SWITZERLAND - While close to all Swiss pension funds are complying with the law and have both worker and employer representatives on the board, the level of board member knowledge differs greatly, according to a study commissioned by the government and published this summer.

The first revision of the 1985 BVG law on supplementary pensions funds requiremes an equal number of employer and employee representatives on the board of a Pensionskasse was extended to multi-employer pension funds (Sammelstiftungen), including those founded by insurance companies.

To evaluate the effectiveness of the amendment, which also included new regulations on the education of these trustees and their compensation, the Swiss government  commissioned Bern based Büro Vatter political research and consultancy to assess the extent to which funds are complying with the law.

The survey, carried out in spring 2008 among 108 foundations including 26 Sammelstiftungen multi employer funds did not find any cases of non-compliance and confirmed these findings with regional supervisors on a larger scale.

Most trustees and pension experts surveyed noted the legal revision improved parity on the boards of Sammelstiftungen but it was also pointed out that compliance with the parity rule had been good in many foundations even before it was legally binding.

However, where the study finds definite potential for improvement is in the recruitment and education of trustees. Büro Vatter suggests compelling pensionf funds to outline board member training in their annual reports. It calls on pension fund associations to draw up standards for board member training.

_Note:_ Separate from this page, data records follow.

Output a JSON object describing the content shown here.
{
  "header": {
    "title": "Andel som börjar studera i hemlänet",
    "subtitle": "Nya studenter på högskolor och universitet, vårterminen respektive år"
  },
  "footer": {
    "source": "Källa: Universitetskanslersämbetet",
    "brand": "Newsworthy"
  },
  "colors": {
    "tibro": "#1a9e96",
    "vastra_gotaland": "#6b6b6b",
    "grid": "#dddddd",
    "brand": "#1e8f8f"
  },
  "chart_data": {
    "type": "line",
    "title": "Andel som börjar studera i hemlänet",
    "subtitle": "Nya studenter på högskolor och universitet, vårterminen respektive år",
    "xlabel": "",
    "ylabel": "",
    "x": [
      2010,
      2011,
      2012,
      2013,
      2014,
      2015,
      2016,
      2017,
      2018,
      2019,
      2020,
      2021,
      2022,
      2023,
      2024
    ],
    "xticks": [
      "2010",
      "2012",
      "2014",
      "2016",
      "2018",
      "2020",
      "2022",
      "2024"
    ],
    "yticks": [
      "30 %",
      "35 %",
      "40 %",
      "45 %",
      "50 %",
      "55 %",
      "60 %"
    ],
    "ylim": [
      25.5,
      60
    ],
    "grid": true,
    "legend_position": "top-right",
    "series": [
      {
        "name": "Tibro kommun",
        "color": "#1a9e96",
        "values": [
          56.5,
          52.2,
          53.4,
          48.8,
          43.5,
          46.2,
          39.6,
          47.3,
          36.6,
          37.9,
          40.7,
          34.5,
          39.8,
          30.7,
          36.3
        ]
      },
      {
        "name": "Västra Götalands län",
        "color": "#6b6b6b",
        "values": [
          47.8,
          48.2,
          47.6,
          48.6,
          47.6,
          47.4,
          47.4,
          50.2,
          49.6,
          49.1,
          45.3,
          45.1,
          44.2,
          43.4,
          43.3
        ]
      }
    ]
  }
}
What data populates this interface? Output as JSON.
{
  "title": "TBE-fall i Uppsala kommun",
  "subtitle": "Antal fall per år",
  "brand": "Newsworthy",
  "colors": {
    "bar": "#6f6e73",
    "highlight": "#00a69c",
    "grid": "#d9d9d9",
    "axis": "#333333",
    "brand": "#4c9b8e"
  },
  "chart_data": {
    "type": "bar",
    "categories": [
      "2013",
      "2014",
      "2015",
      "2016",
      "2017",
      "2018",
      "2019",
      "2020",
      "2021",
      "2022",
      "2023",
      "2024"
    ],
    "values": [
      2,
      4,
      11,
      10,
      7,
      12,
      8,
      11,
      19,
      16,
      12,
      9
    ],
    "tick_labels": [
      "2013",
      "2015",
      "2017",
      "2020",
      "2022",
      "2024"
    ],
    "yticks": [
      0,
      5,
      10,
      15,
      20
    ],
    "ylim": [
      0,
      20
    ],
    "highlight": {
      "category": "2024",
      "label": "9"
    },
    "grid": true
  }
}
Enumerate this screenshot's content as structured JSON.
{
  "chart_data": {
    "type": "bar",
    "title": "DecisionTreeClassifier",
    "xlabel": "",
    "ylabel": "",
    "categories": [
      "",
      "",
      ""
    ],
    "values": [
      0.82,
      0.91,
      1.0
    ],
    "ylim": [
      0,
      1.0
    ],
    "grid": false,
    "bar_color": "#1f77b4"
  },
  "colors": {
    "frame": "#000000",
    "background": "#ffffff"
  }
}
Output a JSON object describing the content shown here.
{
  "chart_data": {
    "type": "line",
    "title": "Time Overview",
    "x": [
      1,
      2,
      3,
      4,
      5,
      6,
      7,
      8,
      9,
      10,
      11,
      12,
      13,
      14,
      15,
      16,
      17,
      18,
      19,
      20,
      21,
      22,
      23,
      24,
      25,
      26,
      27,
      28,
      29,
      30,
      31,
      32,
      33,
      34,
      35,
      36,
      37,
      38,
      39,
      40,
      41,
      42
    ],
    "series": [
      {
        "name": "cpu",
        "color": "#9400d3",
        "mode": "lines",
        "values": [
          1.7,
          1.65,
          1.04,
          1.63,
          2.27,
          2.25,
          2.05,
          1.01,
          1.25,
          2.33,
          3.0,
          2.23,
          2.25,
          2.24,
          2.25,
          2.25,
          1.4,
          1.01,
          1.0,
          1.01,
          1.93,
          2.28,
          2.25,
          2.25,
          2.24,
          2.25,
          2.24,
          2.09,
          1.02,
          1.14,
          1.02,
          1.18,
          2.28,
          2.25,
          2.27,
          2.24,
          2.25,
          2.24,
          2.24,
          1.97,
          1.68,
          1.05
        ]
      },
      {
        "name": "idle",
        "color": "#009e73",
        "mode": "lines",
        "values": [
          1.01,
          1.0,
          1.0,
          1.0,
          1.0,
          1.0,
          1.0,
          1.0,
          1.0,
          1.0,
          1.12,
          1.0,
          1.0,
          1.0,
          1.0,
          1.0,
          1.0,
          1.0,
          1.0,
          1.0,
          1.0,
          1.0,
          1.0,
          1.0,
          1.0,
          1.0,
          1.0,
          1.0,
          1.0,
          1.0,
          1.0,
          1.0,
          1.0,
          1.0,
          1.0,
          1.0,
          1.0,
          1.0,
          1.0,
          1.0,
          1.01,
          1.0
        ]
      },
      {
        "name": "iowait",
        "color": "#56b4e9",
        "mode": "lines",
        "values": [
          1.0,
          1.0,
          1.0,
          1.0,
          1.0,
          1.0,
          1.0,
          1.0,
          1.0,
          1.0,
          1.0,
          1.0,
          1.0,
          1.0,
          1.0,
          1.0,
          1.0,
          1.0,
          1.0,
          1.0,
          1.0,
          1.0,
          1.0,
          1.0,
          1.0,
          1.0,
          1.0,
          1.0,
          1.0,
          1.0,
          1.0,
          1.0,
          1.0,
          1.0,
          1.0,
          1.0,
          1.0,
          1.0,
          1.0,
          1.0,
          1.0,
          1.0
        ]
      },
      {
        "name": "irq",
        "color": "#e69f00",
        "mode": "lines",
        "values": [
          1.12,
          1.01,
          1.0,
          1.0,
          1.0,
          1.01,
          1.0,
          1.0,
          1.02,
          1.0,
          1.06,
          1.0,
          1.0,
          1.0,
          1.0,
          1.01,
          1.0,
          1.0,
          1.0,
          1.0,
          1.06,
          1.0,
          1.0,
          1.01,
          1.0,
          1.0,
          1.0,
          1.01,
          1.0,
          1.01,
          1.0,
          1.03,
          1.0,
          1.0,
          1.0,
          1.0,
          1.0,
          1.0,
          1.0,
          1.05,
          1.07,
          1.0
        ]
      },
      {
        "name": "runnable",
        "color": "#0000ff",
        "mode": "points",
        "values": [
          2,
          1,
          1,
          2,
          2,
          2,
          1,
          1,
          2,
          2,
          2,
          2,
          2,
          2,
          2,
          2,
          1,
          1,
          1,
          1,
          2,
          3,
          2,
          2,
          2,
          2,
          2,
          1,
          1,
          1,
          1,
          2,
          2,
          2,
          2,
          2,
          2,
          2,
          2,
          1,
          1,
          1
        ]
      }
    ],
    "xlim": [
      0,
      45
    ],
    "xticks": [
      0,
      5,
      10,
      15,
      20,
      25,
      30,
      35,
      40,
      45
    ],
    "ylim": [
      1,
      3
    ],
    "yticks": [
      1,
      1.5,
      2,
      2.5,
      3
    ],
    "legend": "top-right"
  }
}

Also, more emphasis should be put on informing board members more about their role rather than solely conveying technical knowledge.

Experts interviewed for the study said they thought the education level of lay board members remained low in those foundations for cost reasons where it already had been poor before the revision.

The study's authors also called on pension experts and workers' councils to increase interest in the dealings of pension funds through increased communication between funds and their members and by targeting interested individuals rather than waiting for them to actively apply for board membership.

Other suggested measures include asking experts and professional trustees for advice on certain issues, rotating the board presidency and limiting the power of the board president by making majority agreement compulsory.